11 Responses to “A Secret (Belated) Birthday Project”

  1. Hi Kim, my thoughts on love gone bad: Perhaps our growth is greater for the vulnerability expended. The very foolishness that brings us to our knees BRINGS US TO OUR KNEES.
    I see you read Natalie, do you read Anne Lamott, too? I find they both reek of authenticity which I need a good strong cup of every so often.

    • “Perhaps our growth is greater for the vulnerability expended. The very foolishness that brings us to our knees BRINGS US TO OUR KNEES.” Wow, how absolutely quotable that is! And I think you are also right about Anne Lamott, time for me to bring out one or two of her slim volumes and keep them at chair- and bed-side. She is a great one for the “me too” moments!

  2. Sending you a cyber hug. That fabric is hilarious, can’t wait to see how you’ve used it. If you hadn’t said it was a gift I would have guessed drapes for your sewing room.

  3. The lows are just temporary. You’ve got such talent and creative energy to channel into the positive while you continue to work it through. Soon you’ll reach that point of no return when you can rejoice in the memories AND feel okay about the present!! That fabric would lift anybodies spirits! ~karen

  4. Hang in there!

  5. Awww Kim. (heavy sigh). Would throwing something help? You are worth so much more than the bottom pit of the roller coaster ride.
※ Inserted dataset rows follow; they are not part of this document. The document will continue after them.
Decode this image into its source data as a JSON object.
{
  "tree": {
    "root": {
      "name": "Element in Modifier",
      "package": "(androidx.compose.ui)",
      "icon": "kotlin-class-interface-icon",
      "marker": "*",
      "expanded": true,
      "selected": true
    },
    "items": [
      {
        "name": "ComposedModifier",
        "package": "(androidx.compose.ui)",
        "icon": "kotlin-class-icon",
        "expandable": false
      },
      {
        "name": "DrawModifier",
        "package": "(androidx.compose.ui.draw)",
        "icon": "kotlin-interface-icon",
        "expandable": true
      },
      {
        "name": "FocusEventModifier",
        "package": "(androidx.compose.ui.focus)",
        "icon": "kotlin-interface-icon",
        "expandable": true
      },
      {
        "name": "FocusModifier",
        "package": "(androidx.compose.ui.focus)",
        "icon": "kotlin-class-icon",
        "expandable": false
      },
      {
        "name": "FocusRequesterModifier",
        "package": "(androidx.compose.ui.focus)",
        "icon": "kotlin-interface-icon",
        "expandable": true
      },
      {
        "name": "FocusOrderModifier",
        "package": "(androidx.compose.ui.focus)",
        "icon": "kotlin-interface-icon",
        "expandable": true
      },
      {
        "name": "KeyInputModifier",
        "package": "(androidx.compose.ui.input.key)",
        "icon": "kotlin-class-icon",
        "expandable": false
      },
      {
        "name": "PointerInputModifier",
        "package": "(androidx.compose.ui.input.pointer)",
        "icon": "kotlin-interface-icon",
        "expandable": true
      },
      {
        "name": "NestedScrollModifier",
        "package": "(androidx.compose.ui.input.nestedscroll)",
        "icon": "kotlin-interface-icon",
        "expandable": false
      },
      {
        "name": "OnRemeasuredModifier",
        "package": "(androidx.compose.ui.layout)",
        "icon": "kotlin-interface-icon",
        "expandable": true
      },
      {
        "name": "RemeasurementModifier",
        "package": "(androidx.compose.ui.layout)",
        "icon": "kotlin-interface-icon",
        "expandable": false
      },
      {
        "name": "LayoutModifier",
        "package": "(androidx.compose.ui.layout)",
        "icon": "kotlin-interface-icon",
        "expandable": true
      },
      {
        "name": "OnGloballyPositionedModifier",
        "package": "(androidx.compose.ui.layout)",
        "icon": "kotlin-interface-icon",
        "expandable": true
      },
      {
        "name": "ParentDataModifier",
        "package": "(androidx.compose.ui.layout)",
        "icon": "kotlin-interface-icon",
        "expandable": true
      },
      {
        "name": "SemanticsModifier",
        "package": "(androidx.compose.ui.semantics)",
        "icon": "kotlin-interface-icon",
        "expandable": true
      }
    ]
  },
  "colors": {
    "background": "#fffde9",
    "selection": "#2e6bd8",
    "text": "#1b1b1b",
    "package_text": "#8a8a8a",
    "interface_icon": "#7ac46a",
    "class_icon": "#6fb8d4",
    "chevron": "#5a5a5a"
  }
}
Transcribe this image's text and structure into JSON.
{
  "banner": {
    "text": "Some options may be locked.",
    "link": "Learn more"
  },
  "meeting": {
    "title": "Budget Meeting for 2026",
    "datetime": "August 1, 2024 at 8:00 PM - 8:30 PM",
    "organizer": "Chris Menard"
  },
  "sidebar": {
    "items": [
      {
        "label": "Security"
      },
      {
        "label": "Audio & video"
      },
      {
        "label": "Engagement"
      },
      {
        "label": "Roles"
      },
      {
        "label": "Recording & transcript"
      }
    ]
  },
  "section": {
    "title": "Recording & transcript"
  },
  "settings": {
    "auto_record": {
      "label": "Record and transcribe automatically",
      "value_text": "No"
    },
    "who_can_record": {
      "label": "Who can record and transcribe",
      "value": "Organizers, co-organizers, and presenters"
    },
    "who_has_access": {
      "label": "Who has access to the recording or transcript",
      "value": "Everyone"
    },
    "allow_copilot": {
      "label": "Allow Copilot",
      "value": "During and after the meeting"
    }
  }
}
    That fabric? I have a gay buddy who would LOVE that. Gotta find me some.

  6. Forget the fabric – where can I find the men? JUST KIDDING!

    Dr. M & I have had a down week too – maybe it’s something in the air? I plan to have a better week next week – hope you can join me!

  7. I applaud you for feeling your feelings!! Truly! How many people today actually feel them and don’t douse them in cookies (myself, but getting better) shopping, tv, etc. I am inspired by anyone who lets themselves just be….

    Just finished “The Wishing Year”- have you read it? Interesting thought process of a divorced, spiritually broken? woman who put “out there” that she wanted to buy a house, find a partner and heal her spirit. And she did all in a year. She looks at different parts of wishing/ desire and questions what people believe about it from spiritual points of view. It challenged my thinking about wishing and asking for things from God. (Aren’t I supposed to not want anything? Aren’t I supposed to just pray for God’s will for me?)
    This book got me thinking like Anne Lamotte and would love to hear what you think! (or anybody else here)

    • I haven’t read her book, I looked it up on Amazon and it looks very interesting! I love the idea that whatever we focus on is what we see. Sounds simple, but it really isn’t. Looking for Signs and Wonders along the way is the very key to life…don’t you think?

  8. Thanks for the reply. I do think looking for signs and wonders is the magic and joy of life. I guess I am conflicted about putting my finger in the future and saying I want this particular circumstance consisting of this particular material object (buying a house) by this time. It feels like manipulating life and I am not sure its “allowed” in a Christian realm. The author looks into this, and I guess I am still looking for permission to think outside the parameters of my very fundemental Christian upbringing.
    Interesting thought- I will look and think about!